A feasible protocol to profile bile acids in dried blood spots from rats using a UHPLC-MS/MS method combining a surrogate matrix.

Abstract

Dried blood spot (DBS) sampling is a promising method for microliter blood sample collection with the advantages of convenient transportation, storage and clinical operations. However, it is challenging to develop an analytical protocol to determine endogenous metabolites, such as bile acids (BAs) in DBSs, due to the low-blood-volume character of DBSs and the complex features of filter paper.
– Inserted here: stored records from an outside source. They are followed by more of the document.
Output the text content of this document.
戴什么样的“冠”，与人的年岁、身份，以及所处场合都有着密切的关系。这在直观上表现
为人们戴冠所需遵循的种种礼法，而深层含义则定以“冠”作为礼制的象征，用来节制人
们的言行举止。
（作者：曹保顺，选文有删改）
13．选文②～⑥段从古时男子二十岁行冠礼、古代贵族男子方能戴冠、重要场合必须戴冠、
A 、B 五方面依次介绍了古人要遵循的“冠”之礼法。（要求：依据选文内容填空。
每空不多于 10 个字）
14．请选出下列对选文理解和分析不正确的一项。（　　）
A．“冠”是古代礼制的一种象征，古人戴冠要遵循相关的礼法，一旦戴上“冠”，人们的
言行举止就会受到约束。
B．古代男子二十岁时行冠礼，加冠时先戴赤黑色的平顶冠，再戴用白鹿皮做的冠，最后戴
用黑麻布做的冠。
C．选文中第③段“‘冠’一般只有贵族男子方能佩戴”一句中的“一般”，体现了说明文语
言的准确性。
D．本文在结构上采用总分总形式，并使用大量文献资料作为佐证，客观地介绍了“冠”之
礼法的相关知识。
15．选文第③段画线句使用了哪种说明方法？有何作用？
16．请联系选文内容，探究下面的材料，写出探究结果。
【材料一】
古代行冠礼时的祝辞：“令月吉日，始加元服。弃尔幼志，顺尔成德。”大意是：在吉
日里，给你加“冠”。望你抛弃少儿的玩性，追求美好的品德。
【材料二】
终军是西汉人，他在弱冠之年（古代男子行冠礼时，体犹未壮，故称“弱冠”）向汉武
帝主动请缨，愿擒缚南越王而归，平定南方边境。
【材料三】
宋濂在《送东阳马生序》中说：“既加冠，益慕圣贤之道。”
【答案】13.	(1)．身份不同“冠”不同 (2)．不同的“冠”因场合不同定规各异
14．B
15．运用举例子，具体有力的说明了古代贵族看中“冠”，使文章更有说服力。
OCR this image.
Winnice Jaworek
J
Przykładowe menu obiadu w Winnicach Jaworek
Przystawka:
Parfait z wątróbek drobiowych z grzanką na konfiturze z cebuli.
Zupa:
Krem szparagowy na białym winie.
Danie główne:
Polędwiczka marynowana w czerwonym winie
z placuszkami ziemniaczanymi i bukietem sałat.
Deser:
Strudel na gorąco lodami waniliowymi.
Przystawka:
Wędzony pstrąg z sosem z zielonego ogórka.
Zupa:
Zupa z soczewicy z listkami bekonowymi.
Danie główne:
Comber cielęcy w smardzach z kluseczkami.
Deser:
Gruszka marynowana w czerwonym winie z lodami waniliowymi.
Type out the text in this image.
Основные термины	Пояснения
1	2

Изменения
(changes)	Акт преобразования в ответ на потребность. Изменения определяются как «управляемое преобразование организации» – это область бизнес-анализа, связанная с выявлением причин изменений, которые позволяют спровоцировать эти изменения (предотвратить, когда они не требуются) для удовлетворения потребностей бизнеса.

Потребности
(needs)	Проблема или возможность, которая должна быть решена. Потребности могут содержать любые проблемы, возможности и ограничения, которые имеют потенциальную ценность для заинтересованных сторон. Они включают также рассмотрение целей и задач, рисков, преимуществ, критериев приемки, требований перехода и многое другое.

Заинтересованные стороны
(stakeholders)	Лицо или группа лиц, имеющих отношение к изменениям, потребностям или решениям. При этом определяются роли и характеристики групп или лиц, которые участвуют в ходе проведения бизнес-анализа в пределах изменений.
Herein, we developed a method of fast ultra-high performance liquid chromatography coupled with tandem mass spectrometry (UHPLC-MS/MS) to profile and quantify BAs in DBSs. The pretreatment methods were optimized and a two-step solvent addition method, where a small amount of water was firstly added to moisten the DBS and then methanol was added, showed high extraction efficiency for multiple BAs in DBSs. The UHPLC-MS/MS conditions were optimized and 35BAs in different types could be profiled with good resolution and quantified with acceptable precision and accuracy. Preparation of a DBS surrogate matrix without endogenous BAs has been well developed using rat erythrocytes in BSA solution and showed good performance on both the signal suppression/enhancement percentage and parallelism assessment evaluation of three different stable-isotope-labeled (SIL) BAs. The established protocol was successfully applied to profile BAs in DBSs of intrahepatic cholestasis model and healthy control rats with good repeatability. To our knowledge, it is the first time that 35 BAs in DBSs could be well profiled and an appropriate DBS surrogate matrix has been developed. This protocol presents future-oriented applications of DBSs for relevant preclinical studies to profile BAs and probe biomarkers.